日本中のあらゆる市民団体が抱える悩みは同じである。すなわち若い人がいない! どんなデモでも集会でも参加者はほぼ中高年。いったいどうしたらいい?
富永京子『みんなの「わがまま」入門』は中高生にむけて「社会運動」の意義を説いた本である。デモ、署名活動、シンポジウムなど、10代にはハードルが高い行動の意味をわかっていただくためのキーワードが「わがまま」だ。
<だれかを「ずるい」と思うことも、不満や違和感を公(おおやけ)にする人に対して「わがまま」と感じることも、よくあることだと思います>。しかし<その人の「わがまま」が、その「わがまま」を言った人にとどまらず、じつはある程度多くの人に共通する事情だとしたらどうでしょうか>。

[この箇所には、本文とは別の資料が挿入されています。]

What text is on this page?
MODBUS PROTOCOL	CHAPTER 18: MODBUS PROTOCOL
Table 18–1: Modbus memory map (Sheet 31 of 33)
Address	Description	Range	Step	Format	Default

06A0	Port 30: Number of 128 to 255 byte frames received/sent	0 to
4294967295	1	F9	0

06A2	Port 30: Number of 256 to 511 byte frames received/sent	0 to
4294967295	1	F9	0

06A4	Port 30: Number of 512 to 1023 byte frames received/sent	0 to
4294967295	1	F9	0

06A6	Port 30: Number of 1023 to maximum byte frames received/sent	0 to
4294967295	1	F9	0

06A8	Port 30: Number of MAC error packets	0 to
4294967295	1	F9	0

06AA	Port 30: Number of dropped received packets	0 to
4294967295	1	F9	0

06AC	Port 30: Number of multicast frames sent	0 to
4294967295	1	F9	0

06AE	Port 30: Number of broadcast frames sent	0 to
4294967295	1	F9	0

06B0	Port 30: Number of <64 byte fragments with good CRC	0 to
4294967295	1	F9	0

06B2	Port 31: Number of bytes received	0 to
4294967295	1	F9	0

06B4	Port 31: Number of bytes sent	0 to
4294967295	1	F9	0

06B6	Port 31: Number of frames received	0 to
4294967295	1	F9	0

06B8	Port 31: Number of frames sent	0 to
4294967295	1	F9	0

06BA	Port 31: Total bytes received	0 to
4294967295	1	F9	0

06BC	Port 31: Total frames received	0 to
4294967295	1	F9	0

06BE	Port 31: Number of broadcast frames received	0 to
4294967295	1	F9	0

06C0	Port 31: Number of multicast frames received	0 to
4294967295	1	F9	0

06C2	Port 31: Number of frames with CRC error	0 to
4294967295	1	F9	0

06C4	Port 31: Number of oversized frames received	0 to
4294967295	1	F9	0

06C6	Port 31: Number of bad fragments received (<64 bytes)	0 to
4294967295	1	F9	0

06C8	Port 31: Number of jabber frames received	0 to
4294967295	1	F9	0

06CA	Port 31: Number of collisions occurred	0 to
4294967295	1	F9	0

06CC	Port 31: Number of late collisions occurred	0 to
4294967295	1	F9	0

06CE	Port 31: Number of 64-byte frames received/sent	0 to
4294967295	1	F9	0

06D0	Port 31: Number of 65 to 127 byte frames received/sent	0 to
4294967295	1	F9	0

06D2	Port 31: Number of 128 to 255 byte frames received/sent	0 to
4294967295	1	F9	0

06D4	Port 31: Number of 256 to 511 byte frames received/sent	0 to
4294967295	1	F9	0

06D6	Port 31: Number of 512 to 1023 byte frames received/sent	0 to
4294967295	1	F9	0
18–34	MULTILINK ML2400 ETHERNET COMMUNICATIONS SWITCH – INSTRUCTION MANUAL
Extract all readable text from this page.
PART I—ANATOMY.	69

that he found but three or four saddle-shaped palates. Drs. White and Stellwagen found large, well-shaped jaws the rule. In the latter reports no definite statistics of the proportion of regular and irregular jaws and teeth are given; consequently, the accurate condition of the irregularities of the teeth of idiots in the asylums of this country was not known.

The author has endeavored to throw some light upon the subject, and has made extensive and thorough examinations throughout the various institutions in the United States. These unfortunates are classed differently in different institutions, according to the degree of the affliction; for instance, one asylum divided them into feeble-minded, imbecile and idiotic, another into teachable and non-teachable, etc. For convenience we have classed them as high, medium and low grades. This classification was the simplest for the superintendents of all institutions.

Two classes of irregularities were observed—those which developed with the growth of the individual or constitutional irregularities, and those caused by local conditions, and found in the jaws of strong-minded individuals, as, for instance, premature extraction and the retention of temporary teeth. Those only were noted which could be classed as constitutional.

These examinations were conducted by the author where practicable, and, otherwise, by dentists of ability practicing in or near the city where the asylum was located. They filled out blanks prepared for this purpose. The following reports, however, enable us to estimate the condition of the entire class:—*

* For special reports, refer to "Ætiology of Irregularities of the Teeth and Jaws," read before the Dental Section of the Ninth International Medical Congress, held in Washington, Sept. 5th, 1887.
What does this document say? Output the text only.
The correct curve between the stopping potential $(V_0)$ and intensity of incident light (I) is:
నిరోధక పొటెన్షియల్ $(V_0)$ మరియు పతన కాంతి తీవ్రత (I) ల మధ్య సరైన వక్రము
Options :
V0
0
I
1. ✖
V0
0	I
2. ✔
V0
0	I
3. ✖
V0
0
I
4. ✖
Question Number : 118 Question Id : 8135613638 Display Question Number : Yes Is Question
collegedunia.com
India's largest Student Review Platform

日本が30人の教室だとしたら、ひとり親世帯の人は2人、発達障害の可能性がある人は2人、LGBTの人は3人、貧困状態にある人は5人、世帯年収1千万円以上の人は3人、外国籍の人は1人。つまり<「クラスのみんな」は、すこし見方を変えれば、このくらい異質な人の集団>で、<みなさんがイメージする「ふつう」は相当無理して維持されている>ってこと。<だからこの本は「わがまま」を推奨します>
正直、冗長な部分がないわけではない。が、こういう本の大きな価値は「若者たちへの語りかけ方」を大人にも教えてくれる点である。<批判するなら何か別の案を出せよ>、社会のためとか<意識高いよね(笑)>といった周囲の声への対処の仕方も伝授。私には<うまくいくまでやる必要はないし、それを自分がやる必要はない>という提言が新鮮だった。社会運動は失敗の連続だ。<自分を変えることそのものも、社会運動と言えるんじゃないか>。<何かが大きく変わらなくても、行動する人やその周りの人にとって何か変化があれば、それはその人にとって、社会運動をする意味になるのです>
<そんなことをやっても社会は変わらねーよ>という悪口への鮮やかな回答。若者の参加不足にお悩みのみなさまもぜひ。